Exceptions to the doctrine of hierarchy of courts

Nevertheless, this court has, from time to time, relaxed its rules and allowed the direct filing of petitions before it. The exceptions to the doctrine of hierarchy of courts include:

(1) when dictated by the public welfare and the advancement of public policy; (2) when demanded by the broader interest of justice; (3) when the challenged orders were patent nullities; or (4) when analogous exceptional and compelling circumstances called for and justified the immediate and direct handling of the case. 126

None of these exceptions were sufficiently shown to be present in this case so as to convince this court that it should relax its rules of procedure.

VI

Petitioners have no legal standing

In its memorandum, SJS alleges that it is suing not as taxpayers, but in pursuance of a public right. Since its members are Filipino citizens, it has the standing to pursue the public right without need to allege any specific interest in the public right. SJS also claims that Vladimir Alarique T. Cabigao resides in Pandacan and lives 300 meters away from the Petron oil depot and, as such, has a substantial interest. 127

In G.R. No. 187916, some of the petitioners are minors claiming to represent their own generation and future generations. However, unlike Oposa v. Factoran,128 the minors in this case do not appear to be representative enough of the interests of their generation as to consider their petition to be a class suit.

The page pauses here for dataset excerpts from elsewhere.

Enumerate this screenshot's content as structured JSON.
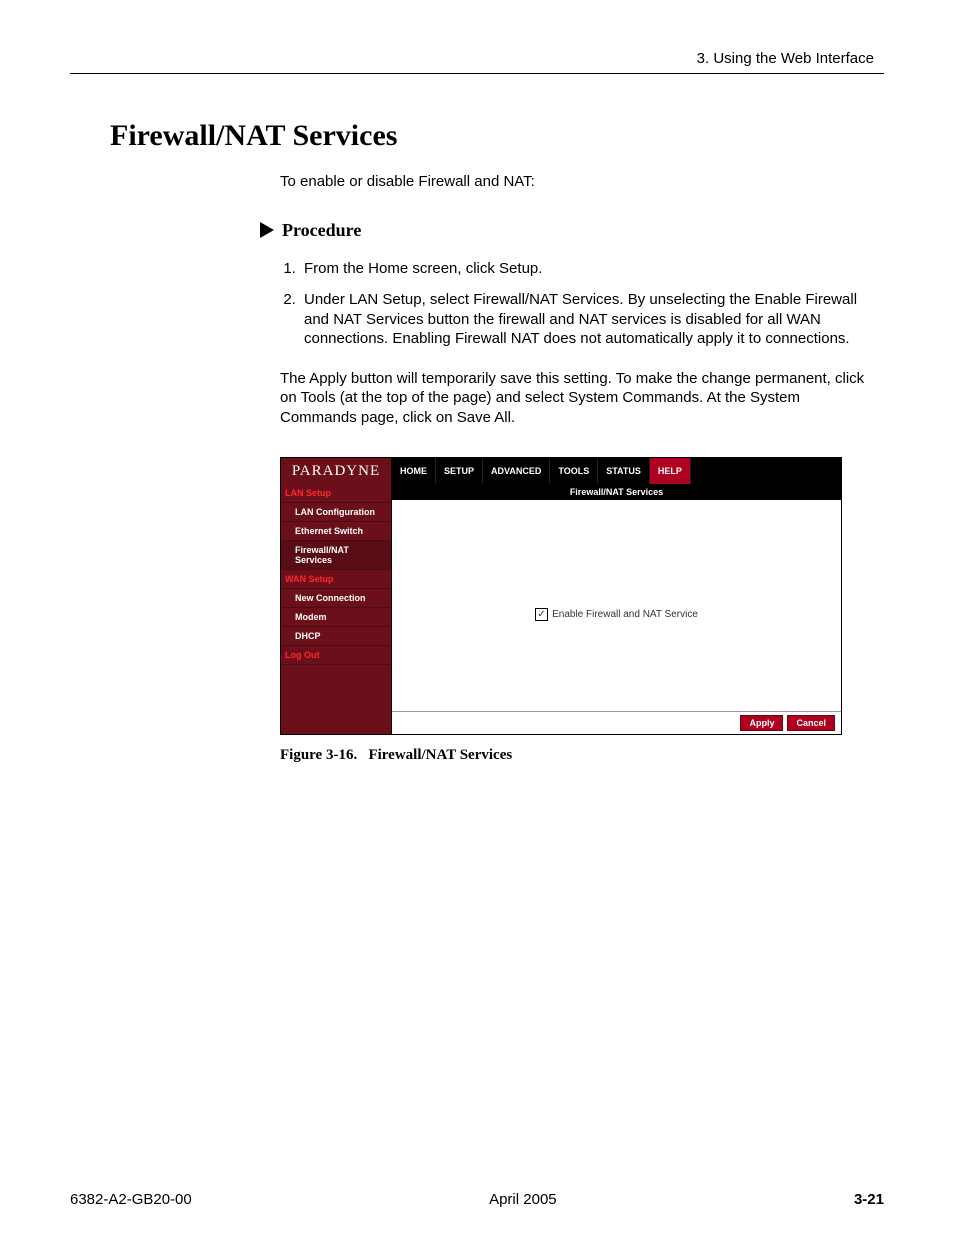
{
  "header": {
    "right": "3. Using the Web Interface"
  },
  "title": "Firewall/NAT Services",
  "intro": "To enable or disable Firewall and NAT:",
  "procedure_label": "Procedure",
  "steps": [
    "From the Home screen, click Setup.",
    "Under LAN Setup, select Firewall/NAT Services. By unselecting the Enable Firewall and NAT Services button the firewall and NAT services is disabled for all WAN connections.  Enabling Firewall NAT does not automatically apply it to connections."
  ],
  "note": "The Apply button will temporarily save this setting. To make the change permanent, click on Tools (at the top of the page) and select System Commands. At the System Commands page, click on Save All.",
  "shot": {
    "brand": "PARADYNE",
    "tabs": [
      "HOME",
      "SETUP",
      "ADVANCED",
      "TOOLS",
      "STATUS",
      "HELP"
    ],
    "sidebar": [
      {
        "label": "LAN Setup",
        "type": "header"
      },
      {
        "label": "LAN Configuration",
        "type": "sub"
      },
      {
        "label": "Ethernet Switch",
        "type": "sub"
      },
      {
        "label": "Firewall/NAT Services",
        "type": "sub-active"
      },
      {
        "label": "WAN Setup",
        "type": "header"
      },
      {
        "label": "New Connection",
        "type": "sub"
      },
      {
        "label": "Modem",
        "type": "sub"
      },
      {
        "label": "DHCP",
        "type": "sub"
      },
      {
        "label": "Log Out",
        "type": "header"
      }
    ],
    "pane_title": "Firewall/NAT Services",
    "checkbox_label": "Enable Firewall and NAT Service",
    "checkbox_checked": "✓",
    "buttons": {
      "apply": "Apply",
      "cancel": "Cancel"
    }
  },
  "caption_prefix": "Figure 3-16.",
  "caption_text": "Firewall/NAT Services",
  "footer": {
    "left": "6382-A2-GB20-00",
    "center": "April 2005",
    "right": "3-21"
  }
}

On the contrary, Shell, Chevron, and Petron point out that petitioners neither alleged any particular injury suffered nor did they allege any imminent injury brought about by Ordinance No. 8187.

In cases involving issues of constitutionality, the party raising the issue of constitutionality must have locus standi. Locus standi has been defined as "a right of appearance in a court of justice on a given question."129 The basic question in determining if one has locus standing is "whether a party alleges such personal stake in the outcome of the controversy as to assure that concrete adverseness which sharpens the presentation of issues upon which the court depends for illumination of difficult constitutional questions." 130

The requirement that one must have locus standi comes from Article VIII, Section 1 of the 1987 Constitution, which states that:

Article VIII. Judicial Department

Section 1. . . . .

Judicial power includes the duty of the courts of justice to settle actual controversies involving rights which are legally demandable and enforceable, and to determine whether or not there has been a grave abuse of discretion amounting to lack or excess of jurisdiction on the part of any branch or instrumentality of the Government.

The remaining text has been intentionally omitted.